A tarde teve início com o painel Juízes Como Seres Humanos. Lee Epstein (com James E. Daily e Kevin Quinn) trouxe o paper “Usando a Análise Automatizada da Linguagem para aferir como os julgadores se comportam”. Gad Barzilai, da Universidade de Haifa, Assaf Meydani, do Colégio Acadêmico de Tel – Aviv Yaffo e Maoz Rosental, do IDC Herzliya, falaram sobre “A personalização do judicial review: a coesão das indicações para o Judiciário e Cortes Constitucionais” e  Oren Gazal-Ayal, da Universidade de Haifa (com Haim Azulai e Itai Hammer) apresentou o paper: “Os juízes obedecem as leis?”.

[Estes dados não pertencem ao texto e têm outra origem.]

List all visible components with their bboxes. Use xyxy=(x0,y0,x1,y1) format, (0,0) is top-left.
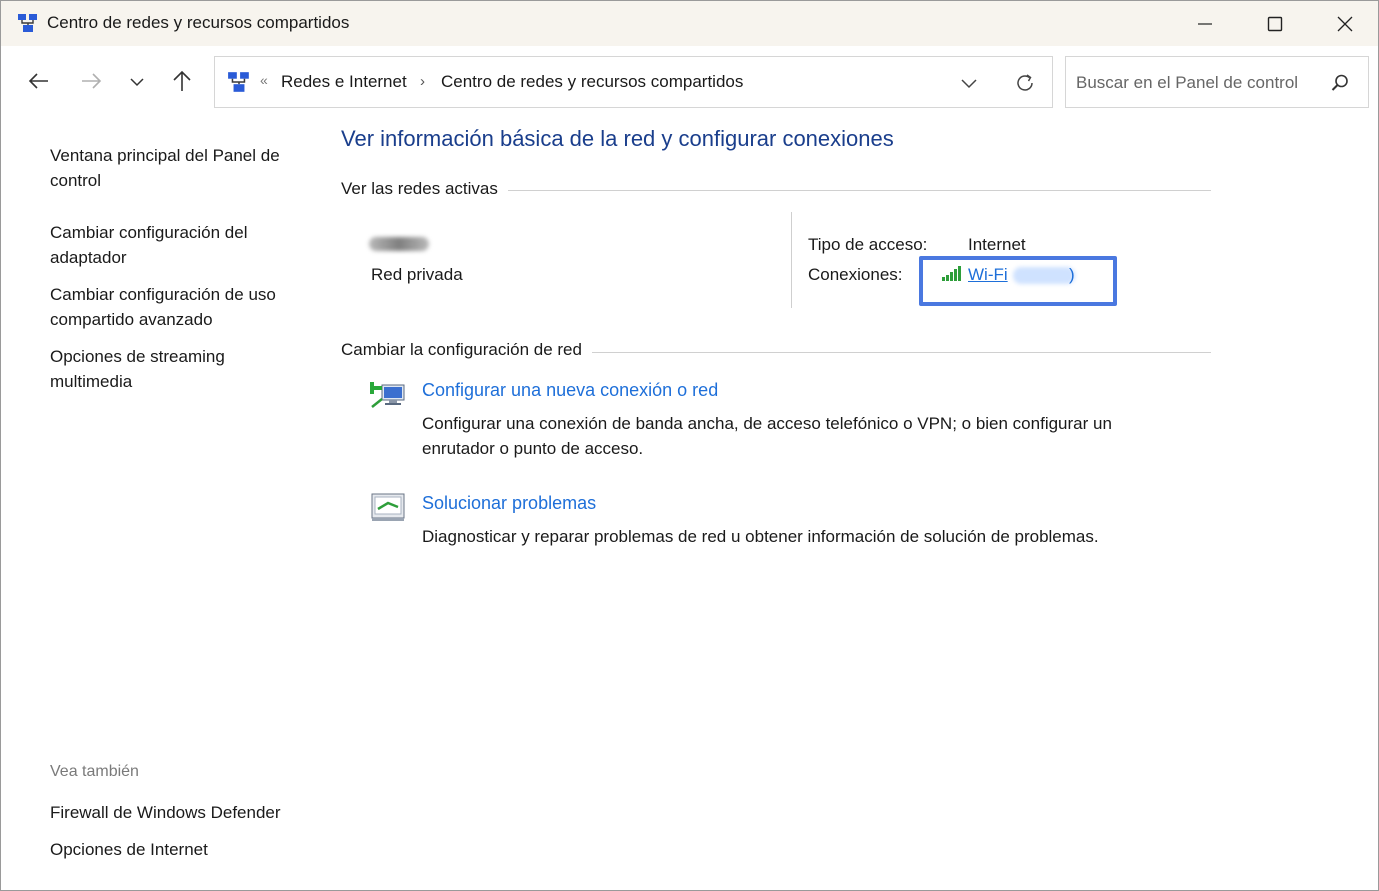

O ultimo painel foi “A tomada de decisão na Suprema Corte de Israel”. Michal Alberstein (com Limor Gabay-Egozi Bryna Bogoch, da Universidade Bar-Ilan) abordou “Formalismos no Direito: construindo medidas para analisar a instabilidade da retórica jurídica nas decisões da Suprema Corte”. Menachem Hofnung e Ofir Hadad, da Universidade Hebraica de Jerusalém, trataram do “Enquadramento legal e elaboração de política judicial: ex-colaboradores de Inteligência, pedidos atuais de asilo e a Suprema Corte de Israel”. Inbar Levy (com Nadiv Mordechay), da faculdade de Direito de Melbourne, expôs “o custo das decisões e o judicial review na Suprema Corte de Israel”.

Tendo sido divulgado previamente o paper de cada apresentação (acesse aqui), a plateia pôde sabatinar os expositores, que contavam ainda com um debatedor cuja missão era fazer comentários, sugestões e críticas a respeito da exposição.

O evento mostrou que as Supremas Cortes e as Cortes Constitucionais de todo o mundo também passaram a viver na “era dos dados”, com seu comportamento, decisões e perfis de julgadores servindo para inúmeras análises a partir de plataformas digitais que, além de condensarem dados, constroem suas próprias formas de escavá-los, trabalhando com inteligência artificial e intervenção humana, atualizando seus algoritmos e códigos de modo a identificar questões sensíveis no processo decisório desses Tribunais.

Do alto do campus do Monte Scopus, em Jerusalém, professores e pesquisadores de todo o mundo aliaram as suas bases intelectuais com as mais modernas ferramentas de coletas e refinamento de dados que o mundo – e a tecnologia israelense – são capazes de oferecer. O resultado foi uma radiografia detalhada sobre a tomada de decisão e o que a influencia, em diferentes Supremas Cortes. Da Argentina ao Reino Unido; de Israel aos Estados Unidos; do Canadá à Austrália; de Taiwan à Noruega.

Dados, dados e dados. Essa é uma realidade que chegou ao Brasil e que passa a influenciar cada vez mais as discussões acerca do Supremo Tribunal Federal, numa mudança de postura que, ao que parece, é um caminho sem volta.